Compromise agreements are a legally-binding deal, usually surrounding the termination of employment, during which soon-to-be former employees are provided with a hefty sum, providing they do not pursue any claims against their employer, thereby preventing possible complaints.
Such compromise agreements frequently involve ‘confidentiality clauses’, meaning the terms of the agreement cannot be revealed, and sometimes, alongside some or all aspects of the employment.
Signatories have in the past been specifically instructed not to air any previously-aired concerns with the press.
Lancashire Constabulary had the highest incidence, reporting 34 signings.
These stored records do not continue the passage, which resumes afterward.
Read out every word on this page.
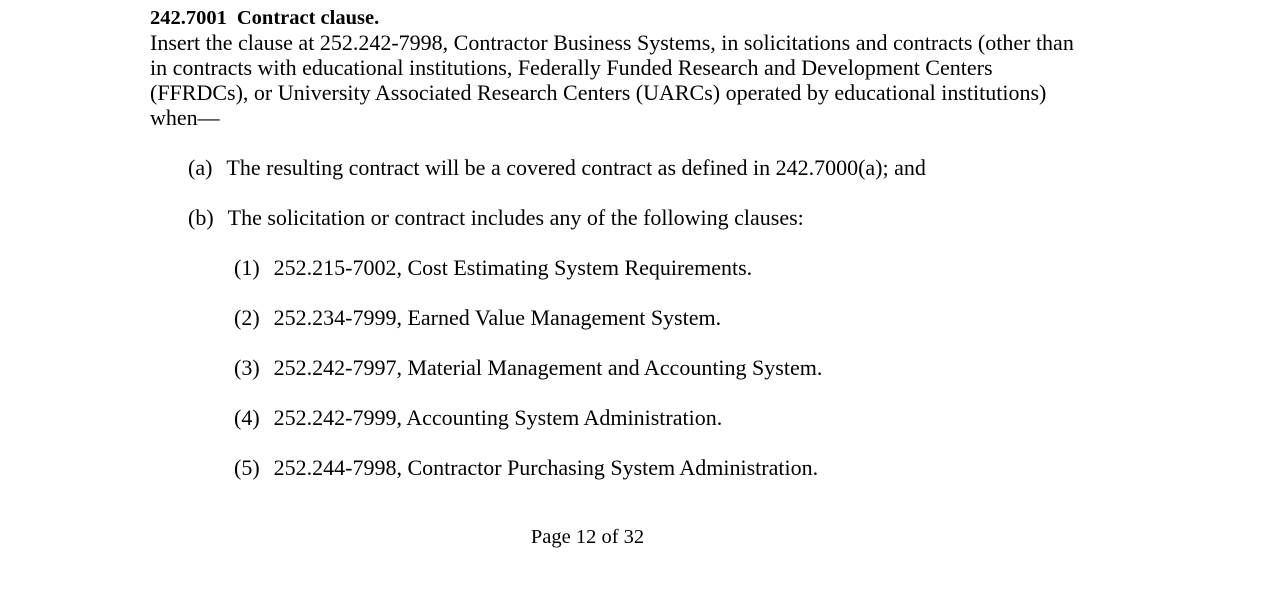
242.7001 Contract clause.

Insert the clause at 252.242-7998, Contractor Business Systems, in solicitations and contracts (other than in contracts with educational institutions, Federally Funded Research and Development Centers (FFRDCs), or University Associated Research Centers (UARCs) operated by educational institutions) when—

(a) The resulting contract will be a covered contract as defined in 242.7000(a); and
(b) The solicitation or contract includes any of the following clauses:
(1) 252.215-7002, Cost Estimating System Requirements.
(2) 252.234-7999, Earned Value Management System.
(3) 252.242-7997, Material Management and Accounting System.
(4) 252.242-7999, Accounting System Administration.
(5) 252.244-7998, Contractor Purchasing System Administration.
Page 12 of 32
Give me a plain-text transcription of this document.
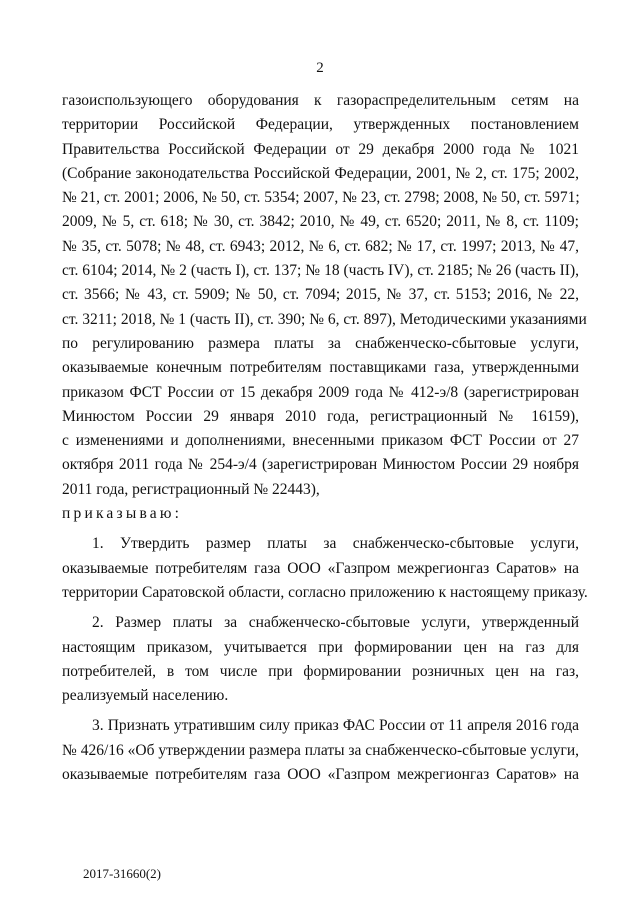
2
газоиспользующего оборудования к газораспределительным сетям на
территории Российской Федерации, утвержденных постановлением
Правительства Российской Федерации от 29 декабря 2000 года № 1021
(Собрание законодательства Российской Федерации, 2001, № 2, ст. 175; 2002,
№ 21, ст. 2001; 2006, № 50, ст. 5354; 2007, № 23, ст. 2798; 2008, № 50, ст. 5971;
2009, № 5, ст. 618; № 30, ст. 3842; 2010, № 49, ст. 6520; 2011, № 8, ст. 1109;
№ 35, ст. 5078; № 48, ст. 6943; 2012, № 6, ст. 682; № 17, ст. 1997; 2013, № 47,
ст. 6104; 2014, № 2 (часть I), ст. 137; № 18 (часть IV), ст. 2185; № 26 (часть II),
ст. 3566; № 43, ст. 5909; № 50, ст. 7094; 2015, № 37, ст. 5153; 2016, № 22,
ст. 3211; 2018, № 1 (часть II), ст. 390; № 6, ст. 897), Методическими указаниями
по регулированию размера платы за снабженческо-сбытовые услуги,
оказываемые конечным потребителям поставщиками газа, утвержденными
приказом ФСТ России от 15 декабря 2009 года № 412-э/8 (зарегистрирован
Минюстом России 29 января 2010 года, регистрационный № 16159),
с изменениями и дополнениями, внесенными приказом ФСТ России от 27
октября 2011 года № 254-э/4 (зарегистрирован Минюстом России 29 ноября
2011 года, регистрационный № 22443),
приказываю:
1. Утвердить размер платы за снабженческо-сбытовые услуги,
оказываемые потребителям газа ООО «Газпром межрегионгаз Саратов» на
территории Саратовской области, согласно приложению к настоящему приказу.
2. Размер платы за снабженческо-сбытовые услуги, утвержденный
настоящим приказом, учитывается при формировании цен на газ для
потребителей, в том числе при формировании розничных цен на газ,
реализуемый населению.
3. Признать утратившим силу приказ ФАС России от 11 апреля 2016 года
№ 426/16 «Об утверждении размера платы за снабженческо-сбытовые услуги,
оказываемые потребителям газа ООО «Газпром межрегионгаз Саратов» на
2017-31660(2)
Surrey Police’s 28 agreements over the course of three years have cost the taxpayer some 614,000 pounds.
Greater Manchester Police confirmed to the paper that 14 agreements had been signed in the past three years, with a further 17 being signed by Nothumbria Police.
London’s Metropolitan Police is also implicated, having gagged 230 of its police officers over a seven year period, with its former head of human resources, Martin Tiplady, being handed 259,462 pounds after he put his name to one of the agreements. The former commissioner, Sir Paul Stephenson received 176,838 pounds in a single payment: more than 1.8 times his annual salary.
James Patrick, a constable in the Metropolitan Police, was investigated for gross misconduct and told not to use Twitter or his blog last December, after he expressed concerns over the impact of the cuts on the force.
“This is someone who has tried to raise his concerns through the legitimate channels, but was not able to do so,” his lawyer Karen Todner told the Guardian at the point of investigation.
“They are gagged in the NHS, arrested in our police forces and blacklisted in many industries,” Cathy James, chief executive of the charity Public Concern at Work told the Guardian earlier this week, prompting calls for a review of legislation.
In the case of the NHS, potential whistleblowers have been gagged, threatened and stopped from raising concerns pertaining to patient safety.
Barclay told the Daily Mail earlier this year that NHS gagging clauses were having “having a chilling effect on whistleblowers,” saying that “hundreds of potential whistleblowers may have been prevented from speaking out for fear of legal action.” The former chief of United Lincolnshire Hospitals Trust, Gary Walker, revealed in February that he received a 500,000-pound ‘super gag’ in 2010. The money was offered in exchange for keeping silent regarding his belief that his hospital was a threat to patient safety.